Am Freitag, 11.00 Uhr, hatten fast elf Millionen Menschen den schnellen Test auf der Seite des Bundesamt für Sicherheit in der Informationstechnik (BSI) gemacht, wie eine Telekom-Sprecherin auf Anfrage von netzwelt sagte. Dabei hatte das BSI erst vor zwei Tagen seinen Aufruf veröffentlicht.
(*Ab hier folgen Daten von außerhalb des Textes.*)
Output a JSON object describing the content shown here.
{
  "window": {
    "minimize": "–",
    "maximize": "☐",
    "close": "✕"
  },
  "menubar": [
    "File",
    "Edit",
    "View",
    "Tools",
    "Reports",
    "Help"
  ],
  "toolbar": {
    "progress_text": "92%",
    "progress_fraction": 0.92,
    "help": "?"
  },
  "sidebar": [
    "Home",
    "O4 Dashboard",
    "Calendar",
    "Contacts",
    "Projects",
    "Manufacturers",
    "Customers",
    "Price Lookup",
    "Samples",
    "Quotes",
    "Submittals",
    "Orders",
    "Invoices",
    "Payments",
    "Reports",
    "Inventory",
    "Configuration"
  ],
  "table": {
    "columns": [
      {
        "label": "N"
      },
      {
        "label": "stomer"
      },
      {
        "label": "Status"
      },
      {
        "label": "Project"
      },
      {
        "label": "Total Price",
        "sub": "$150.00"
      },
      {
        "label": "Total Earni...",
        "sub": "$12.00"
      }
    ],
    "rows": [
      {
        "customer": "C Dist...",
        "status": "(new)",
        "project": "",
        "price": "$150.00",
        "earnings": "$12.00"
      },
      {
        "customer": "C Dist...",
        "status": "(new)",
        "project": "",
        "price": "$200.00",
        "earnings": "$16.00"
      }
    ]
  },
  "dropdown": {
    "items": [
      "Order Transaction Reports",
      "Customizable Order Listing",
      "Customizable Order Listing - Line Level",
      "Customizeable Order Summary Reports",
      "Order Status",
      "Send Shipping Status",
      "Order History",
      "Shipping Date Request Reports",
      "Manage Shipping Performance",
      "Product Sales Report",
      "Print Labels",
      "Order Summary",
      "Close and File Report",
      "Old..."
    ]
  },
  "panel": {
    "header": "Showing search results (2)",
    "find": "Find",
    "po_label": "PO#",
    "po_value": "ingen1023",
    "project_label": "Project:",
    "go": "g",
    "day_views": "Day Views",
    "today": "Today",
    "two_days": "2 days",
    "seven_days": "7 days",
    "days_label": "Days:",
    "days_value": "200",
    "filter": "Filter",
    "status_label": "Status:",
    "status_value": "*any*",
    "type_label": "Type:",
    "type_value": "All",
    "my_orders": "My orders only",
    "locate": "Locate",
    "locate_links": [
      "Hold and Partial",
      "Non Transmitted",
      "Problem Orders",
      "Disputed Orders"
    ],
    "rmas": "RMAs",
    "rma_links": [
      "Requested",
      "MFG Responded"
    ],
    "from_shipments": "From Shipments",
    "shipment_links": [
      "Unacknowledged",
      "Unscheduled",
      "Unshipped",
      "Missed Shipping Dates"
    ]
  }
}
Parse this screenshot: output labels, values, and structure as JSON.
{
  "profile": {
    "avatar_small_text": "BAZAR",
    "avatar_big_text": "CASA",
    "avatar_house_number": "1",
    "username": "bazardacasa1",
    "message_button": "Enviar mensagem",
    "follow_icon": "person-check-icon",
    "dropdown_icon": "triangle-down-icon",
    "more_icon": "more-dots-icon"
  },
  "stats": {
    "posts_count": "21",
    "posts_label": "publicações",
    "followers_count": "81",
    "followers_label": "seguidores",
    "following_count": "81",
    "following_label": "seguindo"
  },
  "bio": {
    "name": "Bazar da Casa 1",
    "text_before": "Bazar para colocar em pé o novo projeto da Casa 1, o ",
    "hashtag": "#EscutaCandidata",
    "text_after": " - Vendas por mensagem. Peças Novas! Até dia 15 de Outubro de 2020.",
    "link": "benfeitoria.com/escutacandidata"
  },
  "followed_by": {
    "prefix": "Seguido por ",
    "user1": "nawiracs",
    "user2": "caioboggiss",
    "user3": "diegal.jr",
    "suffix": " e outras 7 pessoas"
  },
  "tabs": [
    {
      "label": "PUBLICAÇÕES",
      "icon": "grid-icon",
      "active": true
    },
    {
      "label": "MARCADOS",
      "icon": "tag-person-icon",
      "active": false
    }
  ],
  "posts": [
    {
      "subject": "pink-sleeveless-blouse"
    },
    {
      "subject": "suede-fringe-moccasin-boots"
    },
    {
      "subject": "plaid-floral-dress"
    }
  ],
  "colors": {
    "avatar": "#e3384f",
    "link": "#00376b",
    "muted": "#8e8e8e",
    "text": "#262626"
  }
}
38.000 Mal rote Warnseite aufgerufen
Dabei sei 38.000 Mal die rote Warnseite aufgerufen worden, wie die Sprecherin weiter mitteilte. Allerdings lasse sich daraus nicht direkt ableiten, dass ebenso viele Internetnutzer mit der Schadsoftware infiziert seien, da einige Medien zu Demonstrationszwecken direkt auf die rote Seite verlinkt hatten. Betroffenen riet sie dringend, ihren Rechner zu säubern.
Hintergrund für die Warnung des BSI ist ein Angriff von Internetkriminellen, die Netzwerkkonfigurationen von PC- und Mac-Systemen mit der Schadsoftware "DNS-Changer" manipulierten. Dem BSI zufolge werden in Deutschland täglich 33.000 Computer mit dem Virus infiziert. Betroffene Rechner können ohne die empfohlenen Änderungen der Einstellungen ab dem 8. März nicht mehr das Internet nutzten, heißt es beim BSI.
Zweifel am Test
Auf der Seite des BSI können Internetnutzer testen, ob sie auch betroffen sind. Zudem erhalten Sie Informationen, wie sie die Schadsoftware entfernen können. Bei Twitter befürchteten indes einige Nutzer, dass über die Seite des BSI womöglich der Bundestrojaner verbreitet werde. "Und was fange ich mir auf der Website von Telekom und BSI ein?", twitterte ein Nutzer. Diese Befürchtungen wies ein Sprecher des BSI gegenüber Focus Online zurück.